No, a better argument to make against lowering the drinking age would be that there are different levels of maturity and that, as odd as it may sound, it could be that a person can be deemed mature enough to enlist in the military and be sent off to a foreign land to fight, yet not be mature enough to drink responsibly. I don't personally believe that, and I don't think there's ever been any research to prove or disprove the thesis. But at least it is a thesis and not a blind appeal to emotion made by a strawman.

Regardless however, there is a strong moral sentiment in the debate on both sides. Where does it transition from "enforcing the morality of society" to "forcing the morals of one group on another"? For me, we reach that point when the argument for restricting the rights of another can only be supported by tangential arguments that don't hold up under scrutiny. "Murder is a crime" is on a solid moral foundation. A vast majority of people in this country believe that taking a life for reasons other than self-defense is a crime. If there are people out there who think that it should be legal to kill at a whim, their numbers are small. The reason it enjoys so much support is that the logic behind banning it is simple and sound: when you murder someone you take away a life that cannot be replaced. "Theft is a crime" likewise enjoys the support of a vast number of people. This again is because the logic behind it is irrefutable: when you take someone's property you are depriving them of something which they own and to which you have no claim.
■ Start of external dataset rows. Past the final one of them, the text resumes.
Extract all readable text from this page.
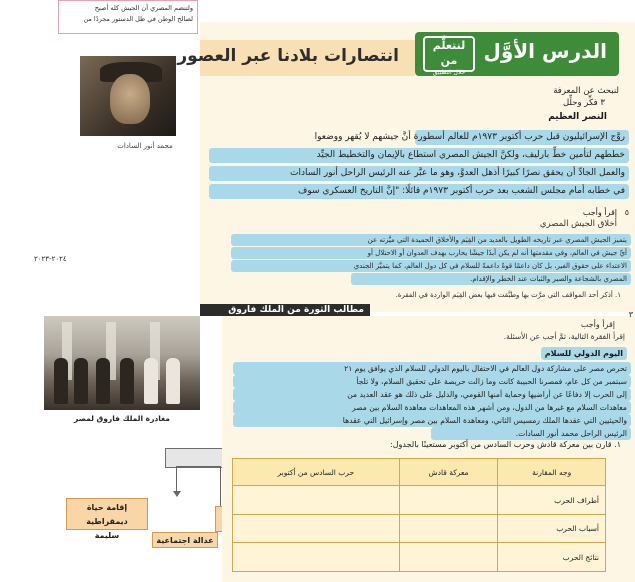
ولتنضم المصري أن الجيش كله أصبح
لصالح الوطن في ظل الدستور مجردًا من
محمد أنور السادات
٢٠٢٤-٢٠٢٣
انتصارات بلادنا عبر العصور	الدرس الأوَّل
لنتعلَّم من
خلال التطبيق
لنبحث عن المعرفة
٣ فكِّر وحلِّل
النصر العظيم
روَّج الإسرائيليون قبل حرب أكتوبر ١٩٧٣م للعالم أسطورة أنَّ جيشهم لا يُقهر ووضعوا
خططهم لتأمين خطِّ بارليف، ولكنَّ الجيش المصري استطاع بالإيمان والتخطيط الجيِّد
والعمل الجادِّ أن يحقق نصرًا كبيرًا أذهل العدوَّ، وهو ما عبَّر عنه الرئيس الراحل أنور السادات
في خطابه أمام مجلس الشعب بعد حرب أكتوبر ١٩٧٣م قائلًا: "إنَّ التاريخ العسكري سوف
٥
إقرأ وأجب
أخلاق الجيش المصري
يتميز الجيش المصري عبر تاريخه الطويل بالعديد من القِيَم والأخلاق الحميدة التي ميَّزته عن
أيِّ جيش في العالم، وفي مقدمتها أنه لم يكن أبدًا جيشًا يحارب بهدف العدوان أو الاحتلال أو
الاعتداء على حقوق الغير، بل كان داعمًا قوةً داعمةً للسلام في كل دول العالم، كما يتميَّز الجندي
المصري بالشجاعة والصبر والثبات عند الخطر والإقدام.
١. أذكر أحد المواقف التي مرَّت بها وطبَّقت فيها بعض القِيَم الواردة في الفقرة.
مطالب الثورة من الملك فاروق
مغادرة الملك فاروق لمصر
إقامة حياة ديمقراطية
سليمة
عدالة اجتماعية
٣
إقرأ وأجب
إقرأ الفقرة التالية، ثمَّ أجب عن الأسئلة.
اليوم الدولي للسلام
تحرص مصر على مشاركة دول العالم في الاحتفال باليوم الدولي للسلام الذي يوافق يوم ٢١
سبتمبر من كل عام، فمصرنا الحبيبة كانت وما زالت حريصة على تحقيق السلام، ولا تلجأ
إلى الحرب إلا دفاعًا عن أراضيها وحماية أمنها القومي، والدليل على ذلك هو عقد العديد من
معاهدات السلام مع غيرها من الدول، ومن أشهر هذه المعاهدات معاهدة السلام بين مصر
والحيثيين التي عقدها الملك رمسيس الثاني، ومعاهدة السلام بين مصر وإسرائيل التي عقدها
الرئيس الراحل محمد أنور السادات.
١. قارن بين معركة قادش وحرب السادس من أكتوبر مستعينًا بالجدول:
وجه المقارنة	معركة قادش	حرب السادس من أكتوبر
أطراف الحرب		
أسباب الحرب		
نتائج الحرب		
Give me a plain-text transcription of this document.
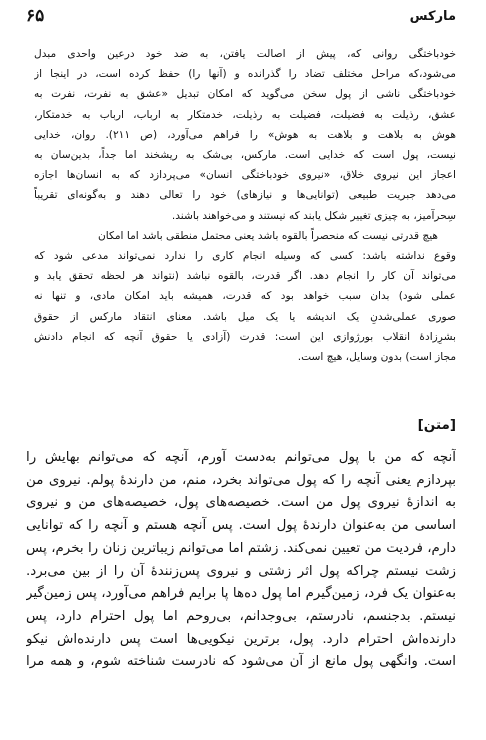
مارکس
۶۵

خودباختگی روانی که، پیش از اصالت یافتن، به ضد خود درعین واحدی مبدل
می‌شود،که مراحل مختلف تضاد را گذرانده و (آنها را) حفظ کرده است، در اینجا از
خودباختگی ناشی از پول سخن می‌گوید که امکان تبدیل «عشق به نفرت، نفرت به
عشق، رذیلت به فضیلت، فضیلت به رذیلت، خدمتکار به ارباب، ارباب به خدمتکار،
هوش به بلاهت و بلاهت به هوش» را فراهم می‌آورد، (ص ۲۱۱). روان، خدایی
نیست، پول است که خدایی است. مارکس، بی‌شک به ریشخند اما جداً، بدین‌سان به
اعجاز این نیروی خلاق، «نیروی خودباختگی انسان» می‌پردازد که به انسان‌ها اجازه
می‌دهد جبریت طبیعی (توانایی‌ها و نیازهای) خود را تعالی دهند و به‌گونه‌ای تقریباً
سِحرآمیز، به چیزی تغییر شکل یابند که نیستند و می‌خواهند باشند.

هیچ قدرتی نیست که منحصراً بالقوه باشد یعنی محتمل منطقی باشد اما امکان
وقوع نداشته باشد: کسی که وسیله انجام کاری را ندارد نمی‌تواند مدعی شود که
می‌تواند آن کار را انجام دهد. اگر قدرت، بالقوه نباشد (نتواند هر لحظه تحقق یابد و
عملی شود) بدان سبب خواهد بود که قدرت، همیشه باید امکان مادی، و تنها نه
صوری عملی‌شدنِ یک اندیشه یا یک میل باشد. معنای انتقاد مارکس از حقوق
بشرِزادهٔ انقلاب بورژوازی این است: قدرت (آزادی یا حقوق آنچه که انجام دادنش
مجاز است) بدون وسایل، هیچ است.

[متن]
آنچه که من با پول می‌توانم به‌دست آورم، آنچه که می‌توانم بهایش را
بپردازم یعنی آنچه را که پول می‌تواند بخرد، منم، من دارندهٔ پولم. نیروی من
به اندازهٔ نیروی پول من است. خصیصه‌های پول، خصیصه‌های من و نیروی
اساسی من به‌عنوان دارندهٔ پول است. پس آنچه هستم و آنچه را که توانایی
دارم، فردیت من تعیین نمی‌کند. زشتم اما می‌توانم زیباترین زنان را بخرم، پس
زشت نیستم چراکه پول اثر زشتی و نیروی پس‌زنندهٔ آن را از بین می‌برد.
به‌عنوان یک فرد، زمین‌گیرم اما پول ده‌ها پا برایم فراهم می‌آورد، پس زمین‌گیر
نیستم. بدجنسم، نادرستم، بی‌وجدانم، بی‌روحم اما پول احترام دارد، پس
دارنده‌اش احترام دارد. پول، برترین نیکویی‌ها است پس دارنده‌اش نیکو
است. وانگهی پول مانع از آن می‌شود که نادرست شناخته شوم، و همه مرا
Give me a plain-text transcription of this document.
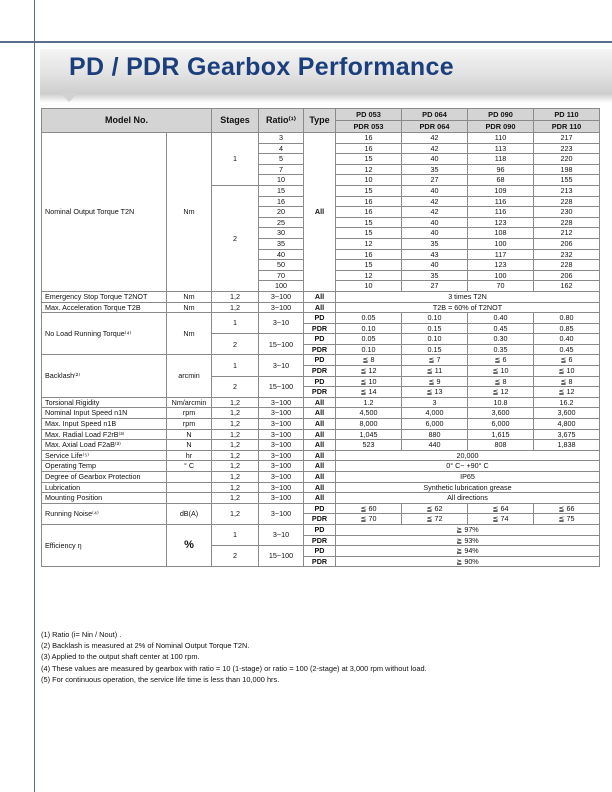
PD / PDR Gearbox Performance
Model No.		Stages	Ratio⁽¹⁾	Type	PD 053	PD 064	PD 090	PD 110
					PDR 053	PDR 064	PDR 090	PDR 110
Nominal Output Torque T2N	Nm	1	3	All	16	42	110	217
			4		16	42	113	223
			5		15	40	118	220
			7		12	35	96	198
			10		10	27	68	155
		2	15		15	40	109	213
			16		16	42	116	228
			20		16	42	116	230
			25		15	40	123	228
			30		15	40	108	212
			35		12	35	100	206
			40		16	43	117	232
			50		15	40	123	228
			70		12	35	100	206
			100		10	27	70	162
Emergency Stop Torque T2NOT	Nm	1,2	3~100	All	3 times T2N			
Max. Acceleration Torque T2B	Nm	1,2	3~100	All	T2B = 60% of T2NOT			
No Load Running Torque⁽⁴⁾	Nm	1	3~10	PD	0.05	0.10	0.40	0.80
				PDR	0.10	0.15	0.45	0.85
		2	15~100	PD	0.05	0.10	0.30	0.40
				PDR	0.10	0.15	0.35	0.45
Backlash⁽²⁾	arcmin	1	3~10	PD	≦ 8	≦ 7	≦ 6	≦ 6
				PDR	≦ 12	≦ 11	≦ 10	≦ 10
		2	15~100	PD	≦ 10	≦ 9	≦ 8	≦ 8
				PDR	≦ 14	≦ 13	≦ 12	≦ 12
Torsional Rigidity	Nm/arcmin	1,2	3~100	All	1.2	3	10.8	16.2
Nominal Input Speed n1N	rpm	1,2	3~100	All	4,500	4,000	3,600	3,600
Max. Input Speed n1B	rpm	1,2	3~100	All	8,000	6,000	6,000	4,800
Max. Radial Load F2rB⁽³⁾	N	1,2	3~100	All	1,045	880	1,615	3,675
Max. Axial Load F2aB⁽³⁾	N	1,2	3~100	All	523	440	808	1,838
Service Life⁽⁵⁾	hr	1,2	3~100	All	20,000			
Operating Temp	° C	1,2	3~100	All	0° C~ +90° C			
Degree of Gearbox Protection		1,2	3~100	All	IP65			
Lubrication		1,2	3~100	All	Synthetic lubrication grease			
Mounting Position		1,2	3~100	All	All directions			
Running Noise⁽⁴⁾	dB(A)	1,2	3~100	PD	≦ 60	≦ 62	≦ 64	≦ 66
				PDR	≦ 70	≦ 72	≦ 74	≦ 75
Efficiency η	%	1	3~10	PD	≧ 97%			
				PDR	≧ 93%			
		2	15~100	PD	≧ 94%			
				PDR	≧ 90%			
(1) Ratio (i= Nin / Nout) .
(2) Backlash is measured at 2% of Nominal Output Torque T2N.
(3) Applied to the output shaft center at 100 rpm.
(4) These values are measured by gearbox with ratio = 10 (1-stage) or ratio = 100 (2-stage) at 3,000 rpm without load.
(5) For continuous operation, the service life time is less than 10,000 hrs.
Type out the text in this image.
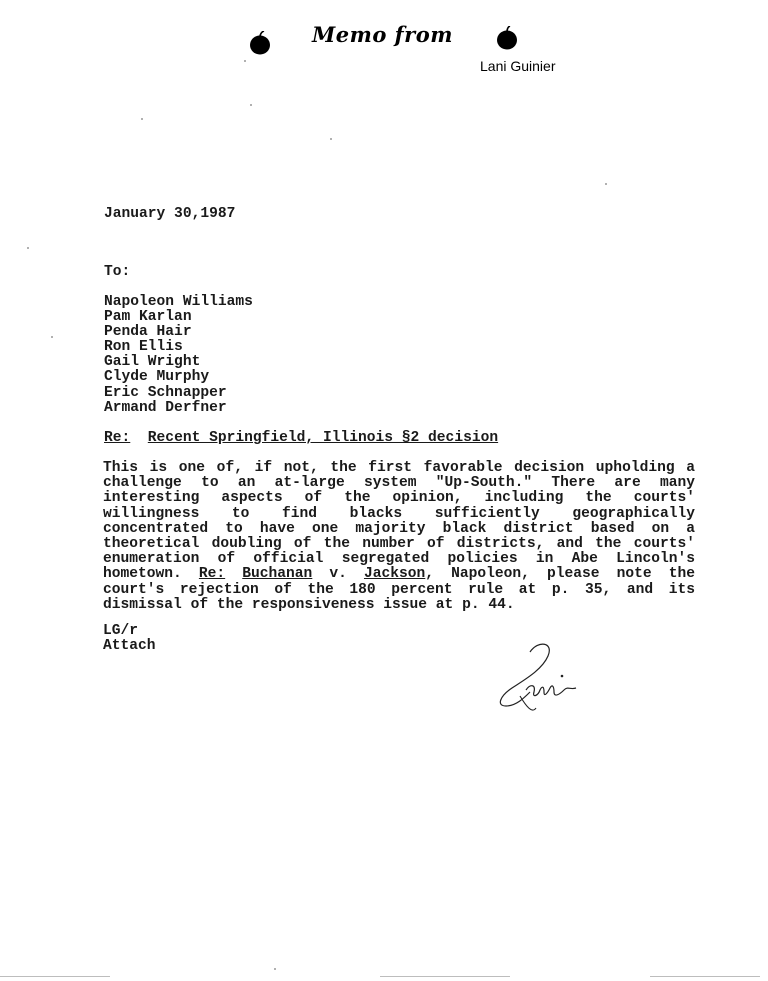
Memo from
Lani Guinier
January 30,1987
To:
Napoleon Williams
Pam Karlan
Penda Hair
Ron Ellis
Gail Wright
Clyde Murphy
Eric Schnapper
Armand Derfner
Re: Recent Springfield, Illinois §2 decision
This is one of, if not, the first favorable decision upholding a
challenge to an at-large system "Up-South." There are many
interesting aspects of the opinion, including the courts'
willingness to find blacks sufficiently geographically
concentrated to have one majority black district based on a
theoretical doubling of the number of districts, and the courts'
enumeration of official segregated policies in Abe Lincoln's
hometown. Re: Buchanan v. Jackson, Napoleon, please note the
court's rejection of the 180 percent rule at p. 35, and its
dismissal of the responsiveness issue at p. 44.
LG/r
Attach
The drinking age debate--18 or 21?--rests on much shakier ground. This is partly because we aren't talking about something that is banned outright. We are talking about setting an age limit at which point a prohibition becomes a right. If age-based restrictions were levied in a vacuum this would be easier. However, our society says children become adults at 18 in so many other areas--voting, age of consent, military enlistment--that setting the drinking age at 21 requires a strong logical basis to set it apart. That logic, from what I have heard, is shaky. I've already talked about drinking and driving being a strawman. Drunk driving is illegal regardless of age. That the military has a vested interest in restricting alcohol because soldiers can't be "drunk in a foxhole" is another strawman. No soldier is allowed to be drunk in a foxhole, any more that I'm allowed to be drunk at my job. The military's interest in alcohol restriction doesn't disappear at age 21.

You may not drink (no one will make you). You may not like being around people who drink (no one will force you). You may not want others to drink. There's no logical argument you can make that would convince a person who believes in personal freedom that your morality should trump theirs. You may want to set an arbitrary age when the right to drink materialized. If that age is different than the age when voting, defending the nation, and becoming a consenting adult, you need a sounder argument.